I have one question regarding the Grease spell and large(r) creatures:

Grease covers an area of 10x10ft and large creatures have a base of 10x10ft too. When is such a creature affected by the grease spell?

As soon as it enters/covers
A. at least one square of grease
B. at least half of its base (10x5 ft. for a large creature) with grease
C. the whole base (10x10ft. for a large creature) with grease

A. is really silly as soon as we talk about huge or larger creatures
B. is my prefered solution
C. is to extreme


If it steps on a greased square it is subject to the spell. 5' square is all that is required. Think of it as a banana peel.

- Gauss

Dark Archive

Generally a terrain is considered hampered movement if half or more of the area is hampered. I have always used this as a guide for larger creatures. Grease basically creates a 10 ft square of hampered movement, so if the large creature is halfway on to the area it is affected.

That is how I would rule it in my game...

Grease is one of my favorite spells, I usually summon it right under a large creature.


@talmerian
Cannot find this in the rules but it supports my solution B. Can you give me the RAW ?


No, you won't find that in the rules because it's not there.

Gauss is right, if any portion of the enemy touches any portion of the spell, they are affected. Look at it this way--do you require half or more of a creature to be within the area of a Fireball for it to take damage? Of course not. So why try to apply that to Grease?


mplindustries wrote:
So why try to apply that to Grease?

Because the idea of, say, a colossal ooze falling prone because a single one of the 36 squares it occupies is slippery might be a tad... hard to swallow?

Sovereign Court

Oozes are amorphous ... They have no prone position ... Or they are always prone, depending on how you look at it.


Ok it is RAW but it is ridiculous too.

The Tarrasque (or a similar creature, dinosaurs..) falls prone because one end of a claw is greasy.

Thanks for clarification. I will use a houserule (see B).


An interesting thought is how effective is grease....

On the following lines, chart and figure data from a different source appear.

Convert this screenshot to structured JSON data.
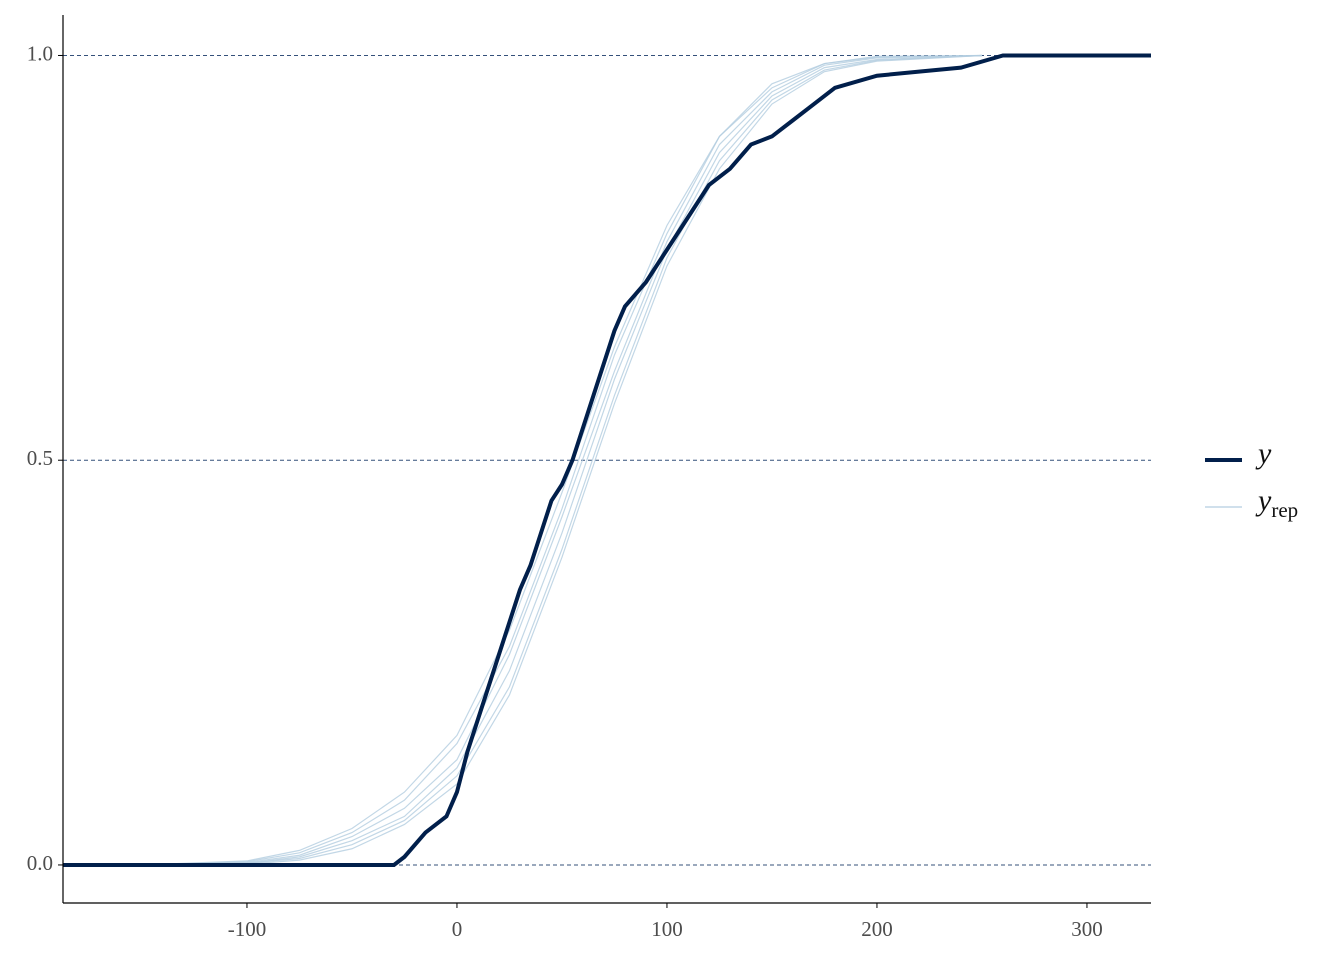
{
  "chart_data": {
    "type": "line",
    "xlim": [
      -187.6,
      330.5
    ],
    "ylim": [
      -0.047,
      1.05
    ],
    "xticks": [
      -100,
      0,
      100,
      200,
      300
    ],
    "yticks": [
      {
        "value": 0,
        "label": "0.0"
      },
      {
        "value": 0.5,
        "label": "0.5"
      },
      {
        "value": 1,
        "label": "1.0"
      }
    ],
    "grid": true,
    "legend": "right",
    "series": [
      {
        "name": "y",
        "color": "#011f4b",
        "x": [
          -187.6,
          -30,
          -25,
          -15,
          -5,
          0,
          5,
          10,
          15,
          20,
          25,
          30,
          35,
          40,
          45,
          50,
          55,
          60,
          65,
          70,
          75,
          80,
          90,
          100,
          110,
          120,
          130,
          140,
          150,
          160,
          170,
          180,
          200,
          220,
          240,
          260,
          330.5
        ],
        "values": [
          0,
          0,
          0.01,
          0.04,
          0.06,
          0.09,
          0.14,
          0.18,
          0.22,
          0.26,
          0.3,
          0.34,
          0.37,
          0.41,
          0.45,
          0.47,
          0.5,
          0.54,
          0.58,
          0.62,
          0.66,
          0.69,
          0.72,
          0.76,
          0.8,
          0.84,
          0.86,
          0.89,
          0.9,
          0.92,
          0.94,
          0.96,
          0.975,
          0.98,
          0.985,
          1,
          1
        ]
      },
      {
        "name": "y",
        "subscript": "rep",
        "color": "#b3cde0",
        "x": [
          -150,
          -100,
          -75,
          -50,
          -25,
          0,
          25,
          50,
          75,
          100,
          125,
          150,
          175,
          200,
          250
        ],
        "lines": [
          [
            0,
            0.002,
            0.01,
            0.03,
            0.06,
            0.12,
            0.24,
            0.41,
            0.6,
            0.76,
            0.88,
            0.95,
            0.985,
            0.995,
            1
          ],
          [
            0,
            0.004,
            0.015,
            0.04,
            0.08,
            0.15,
            0.27,
            0.44,
            0.63,
            0.78,
            0.9,
            0.96,
            0.99,
            0.998,
            1
          ],
          [
            0,
            0.001,
            0.006,
            0.02,
            0.05,
            0.1,
            0.21,
            0.38,
            0.57,
            0.74,
            0.86,
            0.94,
            0.98,
            0.993,
            1
          ],
          [
            0,
            0.003,
            0.012,
            0.035,
            0.07,
            0.13,
            0.26,
            0.43,
            0.61,
            0.77,
            0.89,
            0.955,
            0.988,
            0.997,
            1
          ],
          [
            0,
            0.002,
            0.008,
            0.025,
            0.055,
            0.11,
            0.22,
            0.39,
            0.58,
            0.75,
            0.87,
            0.945,
            0.982,
            0.994,
            1
          ],
          [
            0,
            0.005,
            0.018,
            0.045,
            0.09,
            0.16,
            0.29,
            0.46,
            0.64,
            0.79,
            0.9,
            0.965,
            0.99,
            0.999,
            1
          ]
        ]
      }
    ]
  }
}
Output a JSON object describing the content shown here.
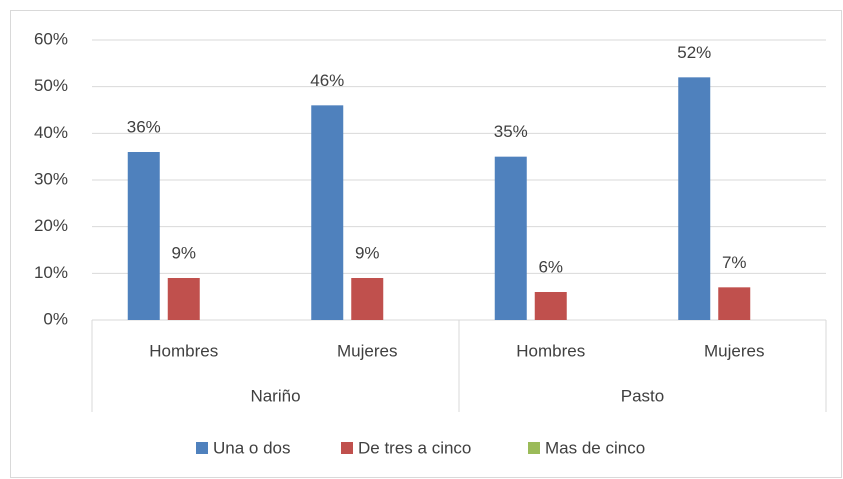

You pay movement costs for the hex you are going INTO not the hex you are in. This woud imply that even a medium creature could step out of a grease hex because with a 10x10 area there is always a safe hex to step into (Assuming open terrain).


Midnight_Angel wrote:
mplindustries wrote:
So why try to apply that to Grease?
Because the idea of, say, a colossal ooze falling prone because a single one of the 36 squares it occupies is slippery might be a tad... hard to swallow?

Adamantine Dragon: "The game is not a simulation. It is an abstraction."

;-)


Zark wrote:
;-)

I know but some rules are really ridiculous and scream for a houserule ! :)

Back to topic
Ughbash question is good. Can you move out of a greased square without an acrobatics check?
After falling prone can you crawl through a greased square without an acrobatics check?


If you allow someone to enter the area of a spell but not be affected by that spell, that sets a bad precedent.

Would you do the same if a Large creature entered only one square of Stinking Cloud? How about Cloudkill? If a giant's leg is in the area of effect of either of those spells, it is still affected, right?

For Grease, think of it this way: It's magical grease, they step in it and fail their save... maybe it gets all magically grabby and flows over the creature's legs/feet. Flavor it how you want, but allow the area of effect of the spell to work as it is supposed to.